Jordan’s first large-scale wind power project will be a 90MW scheme being developed by the Energy and Minerals Ministry at Fujeij in the west of the country. Four international engineering firms submitted bids to build the plant as an independent power plant in July and the ministry plans to award the deal by the end of the year. However, a source at one contractor that bid on the plant says that he is unsure why there has been such a delay in awarding the scheme, suggesting that there are concerns over the financial viability of the project.
Back in March 2009, the build-own-operate contract to develop a 30-40MW wind power plant at Al-Kamshah was awarded to a joint venture of Greece’s Terna Energy and Vector Aeolian, along with the local Enara Energy Investments. But the project has not moved ahead and is currently on hold, with the ministry and the joint venture partners still negotiating the exact terms of the contract into late 2010 and the scheme facing further delays in 2011 because of concerns over the planned site for the project.
The ministry plans to launch tenders for three more wind plants in 2012, at Al-Harir, Wadi Araa and Maan, which will have a combined capacity of 400MW and could cost as much as $400m to build. However, Al-Zoubi remains unconvinced as to how attractive these projects are and whether they will move ahead in the projected time frame.
“The plants at Fujeij and elsewhere are still at an early stage,” he says. “We probably won’t have them by 2014 or 2015. There are still a lot of barriers to investors coming in. They have talked about trying to encourage foreign companies to come and build in the country, but they have had problems, like those with the owners of the land.”
Jordan’s solar projects are at an even less advanced stage. In 2010, the US’ AES Corporation asked the ministry for approval to build a new solar plant near Amman. Although approval was given, AES has not yet awarded construction contracts on the scheme. Another development, the Joan 1 concentrating solar plant, is under study and the project developer, Germany’s Mena Cleantech, hopes to complete financing talks on the project by early 2012.

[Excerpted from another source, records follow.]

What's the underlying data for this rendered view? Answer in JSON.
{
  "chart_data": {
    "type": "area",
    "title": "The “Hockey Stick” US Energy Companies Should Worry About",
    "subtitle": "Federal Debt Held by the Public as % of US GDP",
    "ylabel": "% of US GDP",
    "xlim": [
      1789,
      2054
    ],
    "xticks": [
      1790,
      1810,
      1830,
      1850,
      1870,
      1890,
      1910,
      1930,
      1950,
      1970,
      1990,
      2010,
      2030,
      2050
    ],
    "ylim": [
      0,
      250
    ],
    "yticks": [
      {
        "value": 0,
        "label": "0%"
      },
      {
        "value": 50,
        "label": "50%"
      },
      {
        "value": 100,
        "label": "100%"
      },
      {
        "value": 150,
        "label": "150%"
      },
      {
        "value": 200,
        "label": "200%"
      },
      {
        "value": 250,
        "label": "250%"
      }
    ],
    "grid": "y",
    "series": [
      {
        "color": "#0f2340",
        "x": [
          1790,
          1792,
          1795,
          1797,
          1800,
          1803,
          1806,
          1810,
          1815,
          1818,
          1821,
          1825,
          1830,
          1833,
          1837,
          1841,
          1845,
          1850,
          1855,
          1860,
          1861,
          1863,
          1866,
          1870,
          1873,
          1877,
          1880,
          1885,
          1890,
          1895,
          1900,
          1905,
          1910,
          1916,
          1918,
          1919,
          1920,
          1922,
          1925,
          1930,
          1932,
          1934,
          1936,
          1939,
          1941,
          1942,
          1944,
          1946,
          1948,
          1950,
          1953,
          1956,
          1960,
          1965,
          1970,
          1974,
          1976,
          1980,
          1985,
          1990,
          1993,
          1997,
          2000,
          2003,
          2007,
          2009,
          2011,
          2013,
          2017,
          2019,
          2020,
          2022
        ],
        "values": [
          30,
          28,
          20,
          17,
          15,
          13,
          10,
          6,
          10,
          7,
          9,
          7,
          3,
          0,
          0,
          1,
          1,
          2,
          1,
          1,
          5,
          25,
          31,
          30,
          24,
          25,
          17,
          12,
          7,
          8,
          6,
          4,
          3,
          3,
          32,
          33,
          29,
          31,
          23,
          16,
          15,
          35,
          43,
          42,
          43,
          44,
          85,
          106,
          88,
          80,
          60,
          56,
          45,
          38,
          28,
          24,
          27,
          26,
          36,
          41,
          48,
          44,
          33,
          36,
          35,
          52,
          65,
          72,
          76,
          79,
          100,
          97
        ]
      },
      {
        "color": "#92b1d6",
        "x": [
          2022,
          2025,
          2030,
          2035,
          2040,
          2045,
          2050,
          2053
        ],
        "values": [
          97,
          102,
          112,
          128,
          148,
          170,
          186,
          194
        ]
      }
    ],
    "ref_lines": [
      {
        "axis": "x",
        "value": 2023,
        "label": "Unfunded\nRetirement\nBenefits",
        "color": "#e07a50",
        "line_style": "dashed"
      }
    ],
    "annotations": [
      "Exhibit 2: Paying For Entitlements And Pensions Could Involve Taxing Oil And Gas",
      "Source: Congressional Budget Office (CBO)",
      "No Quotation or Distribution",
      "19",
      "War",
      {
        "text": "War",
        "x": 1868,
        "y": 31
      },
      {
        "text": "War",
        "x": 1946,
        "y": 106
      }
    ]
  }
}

A clear issue within the country’s regulatory framework is the lack of subsidies for energy produced by renewable sources. The state-run National Electric Power Company is committed to buy privately produced renewable electricity, but has yet to offer a premium over power produced by traditional oil or gas-fed plants. “We are asking the government for subsidies on renewable energy, but it hasn’t happened yet,” says Al-Zoubi.
While current high energy prices should provide an incentive for Jordan to develop renewable energy schemes, they also make the development of a nuclear power plant and shale oil increasingly attractive. “They need a lot more fuel fast and for it to be cost effective,” says the engineering executive. “With oil prices this high, shale and nuclear look more attractive.”
Oil shale development in Jordan
The Energy and Minerals Ministry has signed agreements to develop its oil shale with international oil companies from Finland, the UK, Saudi Arabia and the Netherlands. A $450m project led by UK/Dutch Shell Group is the most advanced, with exploration starting in 2009.
Meanwhile, technical and financial bids for a nuclear power plant from three developers, Russia’s Atomstroyexport, Canada’s AECL and France’s Areva with Japan’s Mitsubishi Heavy Industries, are currently being assessed by the Jordan Atomic Energy Commission. An award is expected by the end of 2011.
“I feel that the government isn’t going down the right path,” says Al-Zoubi. “Renewables and energy are essentially opposites, but the government is trying to say that the two are compatible. And at $100 a barrel, oil shale is commercially profitable.”
Jordan seems unlikely to meet its ambitious renewable energy targets. The trouble is, if the nuclear and shale developments also hit hurdles, Amman’s hopes of energy self-sufficiency will be dashed.